The documentary featured interviews from a virtual pantheon of the medium: Stan Lee, Joe Kubert, Jerry Robinson, Bob Kane, Gil Kane, Art Spiegalman, etc as well as Eisner's wife, the charming and funny Anne, Dennis Kitchen, Michael Chabon, and a long time fan of the Spirit dailies that ran in the Chicago Tribune in the 30's- Kurt Vonnegut.
In addition to these filmed interveiws, the documentary was peppered with audio interviews that Eisner taped himself with the likes of no less than Jack Kirby and Neal Adams from his legendary "Shop Talk" series of taped conversations.
Eisner carries the show throughout the documentary, delivering candid intelligent stories of the beginnings of the medium, his time away from it, his experiences in World War 2, and much much more. I was particularly impressed with the honesty and explaining of the Ebony character, an embarassing relic of the minstral era that Eisner makes no excuses for.

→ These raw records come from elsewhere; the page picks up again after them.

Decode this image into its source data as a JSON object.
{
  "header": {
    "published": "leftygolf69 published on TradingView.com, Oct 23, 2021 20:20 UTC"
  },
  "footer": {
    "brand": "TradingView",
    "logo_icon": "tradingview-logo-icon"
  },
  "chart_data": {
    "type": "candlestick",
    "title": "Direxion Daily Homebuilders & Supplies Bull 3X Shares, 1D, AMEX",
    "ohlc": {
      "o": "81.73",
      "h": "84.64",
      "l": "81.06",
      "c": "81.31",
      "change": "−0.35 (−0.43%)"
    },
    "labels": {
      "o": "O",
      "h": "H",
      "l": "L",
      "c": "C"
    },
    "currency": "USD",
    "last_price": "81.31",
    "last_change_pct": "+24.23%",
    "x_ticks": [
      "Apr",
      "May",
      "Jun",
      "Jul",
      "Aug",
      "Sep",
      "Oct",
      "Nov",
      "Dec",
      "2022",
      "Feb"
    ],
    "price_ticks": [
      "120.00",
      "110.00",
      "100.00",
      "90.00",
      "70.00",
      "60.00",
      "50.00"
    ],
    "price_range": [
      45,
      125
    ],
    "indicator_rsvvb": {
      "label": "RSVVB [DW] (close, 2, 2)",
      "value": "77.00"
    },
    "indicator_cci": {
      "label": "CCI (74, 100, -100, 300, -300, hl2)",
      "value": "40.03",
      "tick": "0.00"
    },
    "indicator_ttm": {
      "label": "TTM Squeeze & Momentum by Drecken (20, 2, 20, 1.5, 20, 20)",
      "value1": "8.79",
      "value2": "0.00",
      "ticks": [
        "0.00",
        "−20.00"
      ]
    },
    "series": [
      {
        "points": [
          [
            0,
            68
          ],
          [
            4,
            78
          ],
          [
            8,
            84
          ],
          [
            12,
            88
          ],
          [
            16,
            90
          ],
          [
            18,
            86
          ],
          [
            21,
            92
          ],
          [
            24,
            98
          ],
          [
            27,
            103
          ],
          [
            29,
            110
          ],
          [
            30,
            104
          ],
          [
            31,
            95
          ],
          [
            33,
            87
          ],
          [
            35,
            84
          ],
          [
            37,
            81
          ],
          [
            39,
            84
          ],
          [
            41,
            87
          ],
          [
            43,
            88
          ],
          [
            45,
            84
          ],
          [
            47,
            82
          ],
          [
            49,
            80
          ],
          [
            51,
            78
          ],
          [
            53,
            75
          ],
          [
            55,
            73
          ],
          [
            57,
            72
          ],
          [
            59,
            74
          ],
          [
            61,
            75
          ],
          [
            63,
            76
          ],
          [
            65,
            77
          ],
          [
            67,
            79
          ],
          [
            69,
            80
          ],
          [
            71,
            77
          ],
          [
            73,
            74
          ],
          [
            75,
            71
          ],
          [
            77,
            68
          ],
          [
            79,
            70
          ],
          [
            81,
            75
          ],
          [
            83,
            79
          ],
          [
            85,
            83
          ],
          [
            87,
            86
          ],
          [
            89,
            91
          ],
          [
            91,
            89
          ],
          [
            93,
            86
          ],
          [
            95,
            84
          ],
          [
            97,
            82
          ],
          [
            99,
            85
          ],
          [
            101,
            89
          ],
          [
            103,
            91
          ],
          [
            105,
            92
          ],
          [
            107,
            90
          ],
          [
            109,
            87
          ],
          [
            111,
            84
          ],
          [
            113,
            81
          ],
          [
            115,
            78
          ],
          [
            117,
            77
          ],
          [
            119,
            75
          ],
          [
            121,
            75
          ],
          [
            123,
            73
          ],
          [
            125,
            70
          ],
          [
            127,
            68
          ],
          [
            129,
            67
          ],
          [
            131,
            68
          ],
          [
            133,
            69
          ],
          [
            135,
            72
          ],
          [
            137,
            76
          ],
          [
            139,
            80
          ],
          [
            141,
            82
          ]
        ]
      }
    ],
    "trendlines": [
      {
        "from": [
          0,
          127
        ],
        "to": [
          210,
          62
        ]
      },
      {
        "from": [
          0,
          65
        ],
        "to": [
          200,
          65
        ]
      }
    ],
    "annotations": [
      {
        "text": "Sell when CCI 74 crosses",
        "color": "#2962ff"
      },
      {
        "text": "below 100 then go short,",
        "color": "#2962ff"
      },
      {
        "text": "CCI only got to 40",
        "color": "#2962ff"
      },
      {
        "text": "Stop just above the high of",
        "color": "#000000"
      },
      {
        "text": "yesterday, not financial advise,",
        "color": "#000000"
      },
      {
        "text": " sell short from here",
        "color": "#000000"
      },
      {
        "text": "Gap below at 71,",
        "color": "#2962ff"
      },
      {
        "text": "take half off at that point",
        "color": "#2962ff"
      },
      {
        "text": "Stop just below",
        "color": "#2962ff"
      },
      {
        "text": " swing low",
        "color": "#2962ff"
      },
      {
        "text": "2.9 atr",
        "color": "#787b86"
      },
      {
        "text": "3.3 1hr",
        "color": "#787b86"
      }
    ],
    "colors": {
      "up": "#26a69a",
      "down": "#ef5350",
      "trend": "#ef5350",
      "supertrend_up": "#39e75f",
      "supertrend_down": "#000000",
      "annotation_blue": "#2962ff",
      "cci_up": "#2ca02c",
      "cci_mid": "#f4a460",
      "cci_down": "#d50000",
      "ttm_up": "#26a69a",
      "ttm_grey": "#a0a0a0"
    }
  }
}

The story that Kitchen tells of Eisner's first contact with the Underground Comix of the 70's is priceless. (Eisner on Art Speigalman:"We both smoked pipes, but not the same stuff out of them.")
Eisner's conversations with Kirby about thier shared childhood experiiences living in the ghetto during the Depression grant you an unprecedented look at the formulative years of two of the great innovators of an artform.
The story of Will Eisner's life is the story of comic books. From it's beginnings as a daily advnture newspapaer strip spun out of the pulps, to the first pamphlets known as the modern comic book, to it's maturing into the Graphic Novel, a term that Eisner coined and format he may have invented.
The jazz soundtrack is great, the looks at Eisner's original art is drool inducing. This is cheesy, but by the end of the movie I was holding back tears, not because I was said, but because I was simply in awe of this man's work. Hopefully this film gets picked for wide release and finds a distributor- New Yorkers, it's playing all week in the Tribeca Film Festival, I can't recommend it enough.